Vor allem in der Grafikabteilung eines Unternehmens kommt es häufig vor, dass Mitarbeiter private Macbooks für die Arbeit benutzen wollen. Viele IT-Verantwortliche haben jedoch Bedenken, was die Sicherheit diesbezüglich angeht. Auf was zu achten ist wenn private Geräte am Arbeitsplatz benutzt werden, zeigt dieser Tipp.
"Parallels Mac Management" für Microsoft SCCM kann bei der Verwaltung von BYOD-Macs helfen.
Bring your own device (BYOD) ist immer ein Problem für die IT-Sicherheit. Schließlich gilt es hier, die private Nutzung der Mitarbeiter nicht zu bevormunden und zeitgleich die IT-Sicherheit des Unternehmensnetzwerks nicht zu gefährden. Mitarbeiter, die die Möglichkeit von BYOD künftig nutzen möchten, sollten dafür sensibilisiert werden, welch hohes Sicherheitsrisiko ein privat genutztes Gerät für eine Unternehmens-IT bedeutet. Denn der Umgang mit BYOD-Macs ist für die IT beinahe immer ein Kompromiss und kann oft zusätzliche IT-Infrastruktur und Ressourcen erfordern. Da jedoch jedes nicht verwaltete Gerät in einem Netzwerk einen Angriffsvektor darstellt, müssen Sie externe Geräte, die Zugriff auf interne Systeme haben, zum Schutz der Netzwerksicherheit unbedingt verwalten.

In einer Windows-Umgebung lassen sich Mac-Geräte jedoch nur bedingt managen.

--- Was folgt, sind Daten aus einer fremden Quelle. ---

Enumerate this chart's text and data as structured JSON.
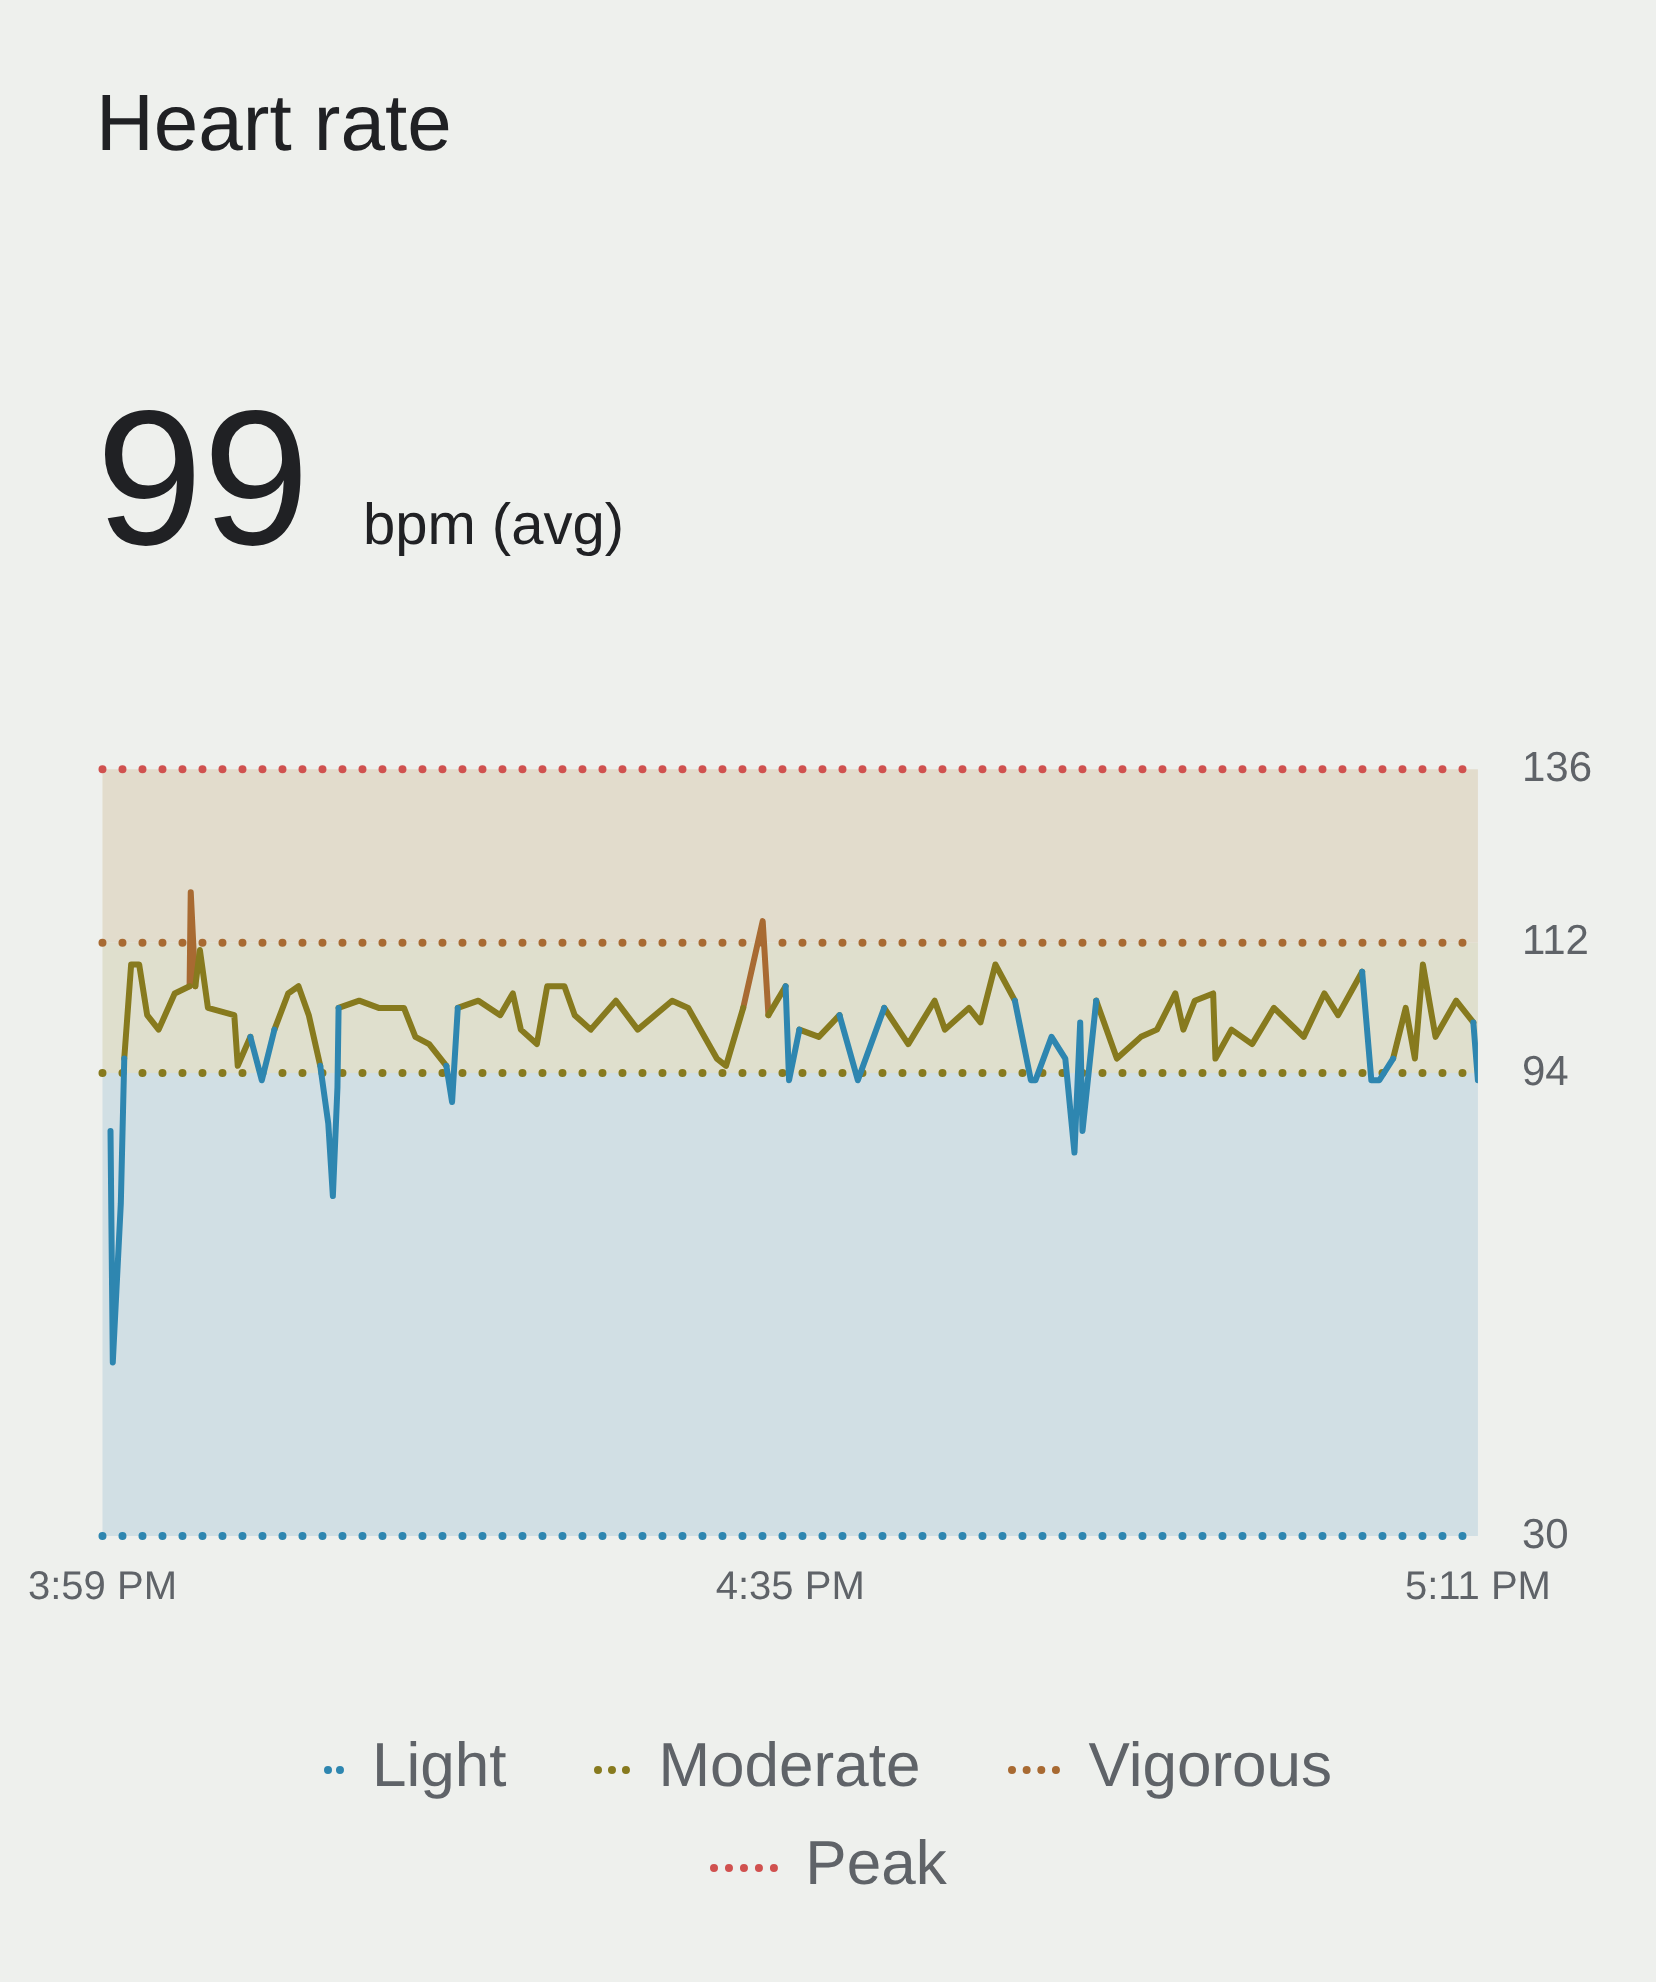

In der Vergangenheit benötigten IT-Mitarbeiter in einem Windows-basierten Unternehmen eine zusätzliche Mac-Management-Lösung zur vollen Verwaltung von Mac-Geräten. Heute stellt sich das einfacher dar: Ein zusätzliches Plugin oder integriertes Tool wie Parallels Mac Management für Microsoft SCCM [1] kann bei der vollständigen Verwaltung von BYOD-Macs helfen.

Die Mitarbeiter, die gerne ihr eigenes Macbook nutzen möchten, sollten Sie dann aber darüber informieren, dass die mitgebrachten Geräte an die Sicherheitsstandards des Unternehmens angepasst werden müssen. Das heißt, es muss eine Virenschutzsoftware installiert und das Gerät zwingend mit einem passwortgeschützten Zugang versehen werden. Software-Downloads beispielsweise über den Apple App Store sollten nicht möglich sein, um das Herunterladen gefährlicher Apps zu verhindern. Eine Datenübertragung von Unternehmensdaten sollte nur über eine sichere VPN-Verbindung, nicht über Bluetooth erfolgen. Außerdem sollten Firmendaten niemals auf externen Speichergeräten wie USB-Sticks, externen Festplatten oder SD-Karten liegen.